A part of the Affordable Care Act, the Sunshine rule was released by the Centers for Medicare and Medicaid Services to establish guidelines for the ways data is gathered and published in regards to finances among physicians, teaching hospitals, group purchasing organizations and drug and device makers. The Sunshine rule is the response to concerns that medical practice and research may be inappropriately influenced by the financial relationships between these groups.
What will change under this new rule?
A notable difference under this law is the change in reporting payments in relation to continuing medical education (CME) events. As long as drugmakers don’t select the speakers of the event, or directly pay them, they will not be required to report any payments made to the speaker. Specifically the law states that the drugmaker “does not select the speaker or give the CME provider a distinct, identifiable set of individuals to be considered as speakers, and the drugmaker does not directly pay the speaker.”
The new rule also states, “When (drugmakers) do not suggest speakers, they are allowing the continuing education provider full discretion over the CME programming, so the payment or other transfer of value will not be considered an indirect payment for purpose of these reporting requirements.”

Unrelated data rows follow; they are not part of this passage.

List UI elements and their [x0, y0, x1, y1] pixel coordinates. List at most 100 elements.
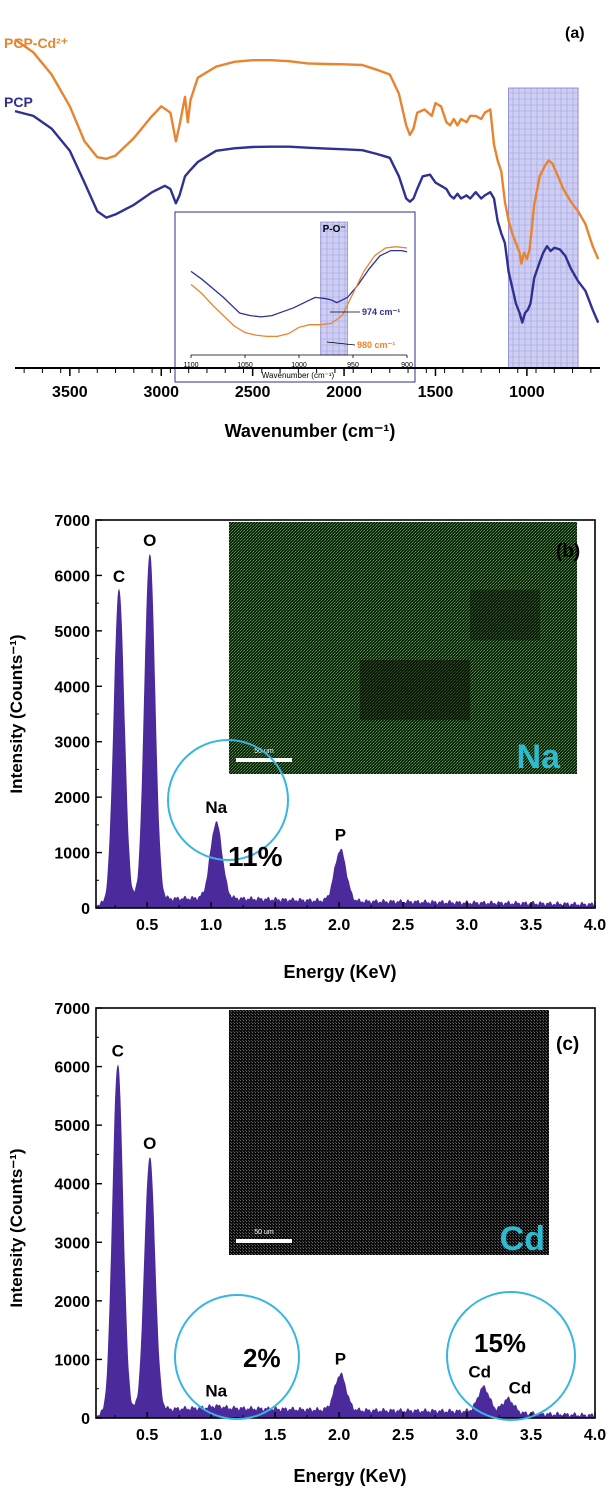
inset-series-line-0	[190, 249, 408, 318]
x-axis-label-a: Wavenumber (cm⁻¹)	[225, 421, 396, 441]
x-tick-label: 2500	[235, 384, 271, 401]
peak-label-o: O	[143, 531, 156, 550]
y-tick-label: 5000	[54, 624, 90, 641]
x-tick-label: 1.0	[200, 1427, 222, 1444]
na-highlight-circle	[167, 739, 289, 861]
peak-label-c: C	[113, 567, 125, 586]
na-percent-annotation: 11%	[228, 841, 283, 872]
peak-label-c: C	[112, 1042, 124, 1061]
y-tick-label: 4000	[54, 679, 90, 696]
x-tick-label: 0.5	[136, 917, 158, 934]
x-tick-label: 2.5	[392, 1427, 414, 1444]
peak-label-p: P	[335, 825, 346, 844]
x-tick-label: 4.0	[584, 1427, 606, 1444]
cd-map-element-label: Cd	[500, 1220, 545, 1258]
series-label-pcp-cd: PCP-Cd²⁺	[4, 35, 68, 51]
y-tick-label: 2000	[54, 1294, 90, 1311]
x-tick-label: 1500	[418, 384, 454, 401]
peak-label-na: Na	[205, 1381, 227, 1400]
x-tick-label: 2000	[326, 384, 362, 401]
y-axis-label-b: Intensity (Counts⁻¹)	[7, 634, 26, 793]
inset-chart: P-O⁻ 1100 1050 1000 950 900 Wavenumber (cm⁻¹…	[174, 211, 416, 383]
x-tick-label: 1.5	[264, 1427, 286, 1444]
na-scale-bar	[236, 758, 292, 762]
panel-label-a: (a)	[565, 25, 585, 42]
x-tick-label: 4.0	[584, 917, 606, 934]
series-line-1	[14, 109, 600, 324]
y-tick-label: 6000	[54, 568, 90, 585]
cd-percent-annotation: 15%	[474, 1328, 526, 1358]
axes-b: 0 1000 2000 3000 4000 5000 6000 7000 0.5 1.0 1.5 2.…	[54, 513, 606, 934]
inset-tick-label: 1000	[291, 362, 307, 369]
y-tick-label: 5000	[54, 1118, 90, 1135]
x-tick-label: 3.0	[456, 1427, 478, 1444]
na-percent-annotation-c: 2%	[243, 1343, 281, 1373]
cd-scale-bar-label: 50 um	[254, 1229, 274, 1236]
inset-xlabel: Wavenumber (cm⁻¹)	[262, 371, 335, 380]
eds-panel-cd: 50 um Cd C O Na P Cd Cd 0 1000 2000 3000 4000 5000…	[7, 1001, 606, 1486]
panel-label-c: (c)	[556, 1034, 579, 1055]
y-tick-label: 7000	[54, 1001, 90, 1018]
highlight-band	[508, 87, 579, 369]
na-map-image	[229, 522, 577, 774]
peak-label-na: Na	[205, 798, 227, 817]
x-tick-label: 0.5	[136, 1427, 158, 1444]
inset-band	[320, 221, 348, 356]
spectrum-area	[95, 554, 596, 909]
x-tick-label: 3.5	[520, 1427, 542, 1444]
y-tick-label: 0	[81, 901, 90, 918]
y-tick-label: 6000	[54, 1060, 90, 1077]
inset-tick-label: 1050	[237, 362, 253, 369]
x-tick-label: 2.0	[328, 917, 350, 934]
x-axis-label-b: Energy (KeV)	[283, 962, 396, 982]
eds-spectrum-na: CO Na P	[95, 531, 596, 909]
panel-label-b: (b)	[556, 541, 580, 562]
inset-annotation-974: 974 cm⁻¹	[362, 307, 400, 317]
na-map-dark-region	[360, 660, 470, 720]
x-tick-label: 1.5	[264, 917, 286, 934]
peak-label-p: P	[335, 1350, 346, 1369]
inset-series-group	[190, 246, 408, 338]
inset-arrow-980	[326, 341, 356, 346]
axes-c: 0 1000 2000 3000 4000 5000 6000 7000 0.5 1.0 1.5 2.…	[54, 1001, 606, 1444]
y-tick-label: 4000	[54, 1177, 90, 1194]
inset-frame	[174, 211, 416, 383]
na-highlight-circle-c	[174, 1294, 300, 1420]
inset-annotation-980: 980 cm⁻¹	[357, 340, 395, 350]
x-tick-label: 3.5	[520, 917, 542, 934]
x-axis-label-c: Energy (KeV)	[293, 1466, 406, 1486]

Going forward under the Sunshine Act rule
Both sides have weighed in on the practice of drugmakers choosing speakers and providing material for their speaking events. On one side, this decision seemed to be expected and met with relief. It has been called “common sense” and allows for the CME programmer to have ultimate control over their event. However, on the other side, industry funding will continue to be the main source of paying for speakers. So going forward, choosing someone favorable may continue to be a tempting practice.
Do you think the right decision was made?